Women’s singles tell a similar story.  It is common for one wins one event and loses the next match in the next event.  A big disappointment is Li Xuerui, who hasn’t done anything since London 2012 and performs worse and worse with every passing year.  She has a script of winning the first set, losing a close second set, and losing badly in the third set.  This is a clear sign of passable techniques but poor stamina.  She has never had the best athleticism, but her style of playing has become more and more conservative, which is terribly suited for her.  In 2012, she had the same stamina issue (she is still not that old), but she attacked a lot, making her opponents spending a lot of energy defending.  So at the third set she was still the fresher one.  But as she plays more and more the rallying style these days, she is wasting a lot of energy, and her opponents are having more and more reserve in the third set, leading to her sure defeat at the end.  I think the culprit is Chen Jin, the Chinese coach.  Chinese women’s singles have performed poorly in recent years as a whole, and no one particular person has been any better, which clearly demonstrates the failure of Chen Jin, for not adjusting to the latest evolution of women’s attacking style.  With Chen Jin at the helm, there will be no world or Olympics championship for China in 2015 or 2016. 
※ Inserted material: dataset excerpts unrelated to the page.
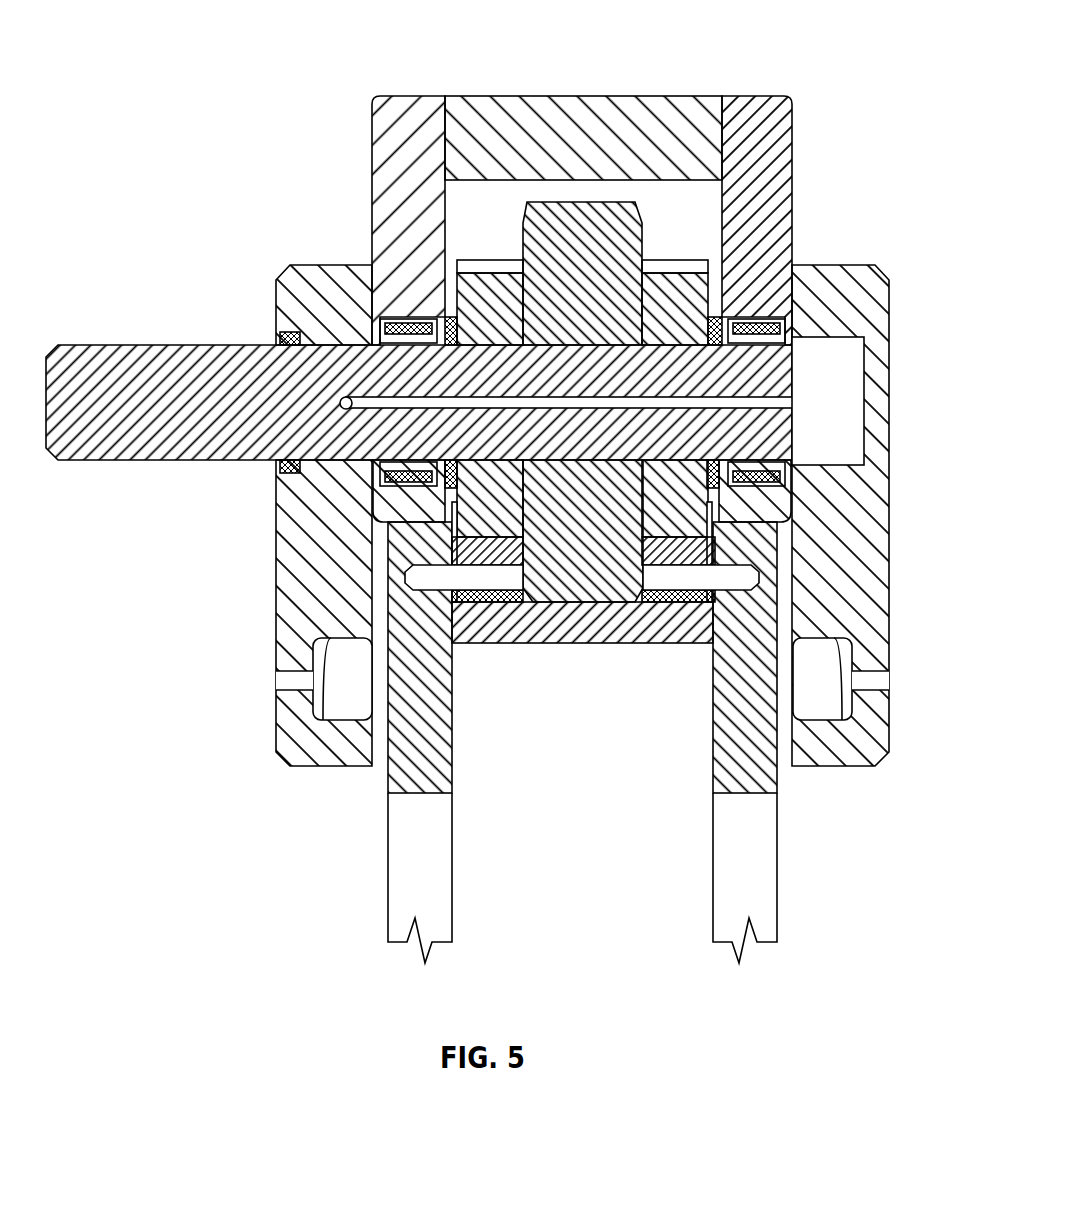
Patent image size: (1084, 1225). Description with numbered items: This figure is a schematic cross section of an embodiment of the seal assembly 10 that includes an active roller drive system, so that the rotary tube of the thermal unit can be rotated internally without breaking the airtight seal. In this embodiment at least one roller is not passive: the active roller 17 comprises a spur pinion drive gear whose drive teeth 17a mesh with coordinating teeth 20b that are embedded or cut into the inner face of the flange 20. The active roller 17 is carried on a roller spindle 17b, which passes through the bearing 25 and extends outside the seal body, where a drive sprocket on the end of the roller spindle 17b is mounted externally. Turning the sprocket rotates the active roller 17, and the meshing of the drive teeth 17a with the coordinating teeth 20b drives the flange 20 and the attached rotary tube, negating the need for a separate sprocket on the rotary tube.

The seal assembly 10 is at (530, 42).
The bearing 25 is at (400, 313).
The active roller 17 is at (627, 227).
The roller spindle 17b is at (793, 401).
The drive teeth 17a is at (455, 545).
The coordinating teeth 20b is at (465, 580).
The flange 20 is at (577, 632).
Finally tennis, Serena Williams is the best example of being the best athlete winning the most.  At such an old age, she conserves her energy well and stays calm during matches.  In terms of ground strokes she is not better than many others, but her serves are much better, and she gets to more balls when the stakes are higher.  She wins all the three setters, as her opponents see chances but never quite finish it.  The only question about GOAT (see blog "Table Tennis and Tennis, all in one Paris, 2013") is whether her contemporaries (really the younger generations) are just too weak, as one can’t possible be better in the 30s than 28.

On the other hand, recent results including the French Open 2015 clearly show that Federer and Nadal are too old to be the athletes they used to be.  For Federer it has been a while.  For Nadal, it remains to see if he can bounce back to be competitive for any grand slams.  Novak Djokovic is by far the best male player, but if there is one who can beat him now, it is Stan Wawrinka, and he did.  Djokovic’s backhand is his best weapon against Nadal, but Stan’s single handed backhand style, as Federer’s, is its best antidote (see blog "2012 French Open men's final").   Compared to two-handed backhand, single-handed backhand is more versatile and easy to get to, but lacks stability and power.  But if one has the stability or variations or power, he can neutralize Djokovic's advantage better than Nadal.  Federer is no match to Djokovic today only because Federer is too old, but Stan’s athleticism is higher, and his backhand, while lacking finesse, has much more power.  Also, Stan serves faster than Djokovic, which can’t be said about Federer or Nadal.  So it is plain that the better athlete won the French Open.  In fact, the battle between Stan (not the much hyped Federer, Murray, Nadal) and Novak in GS events have been the real story in the past two years and could continue for two more.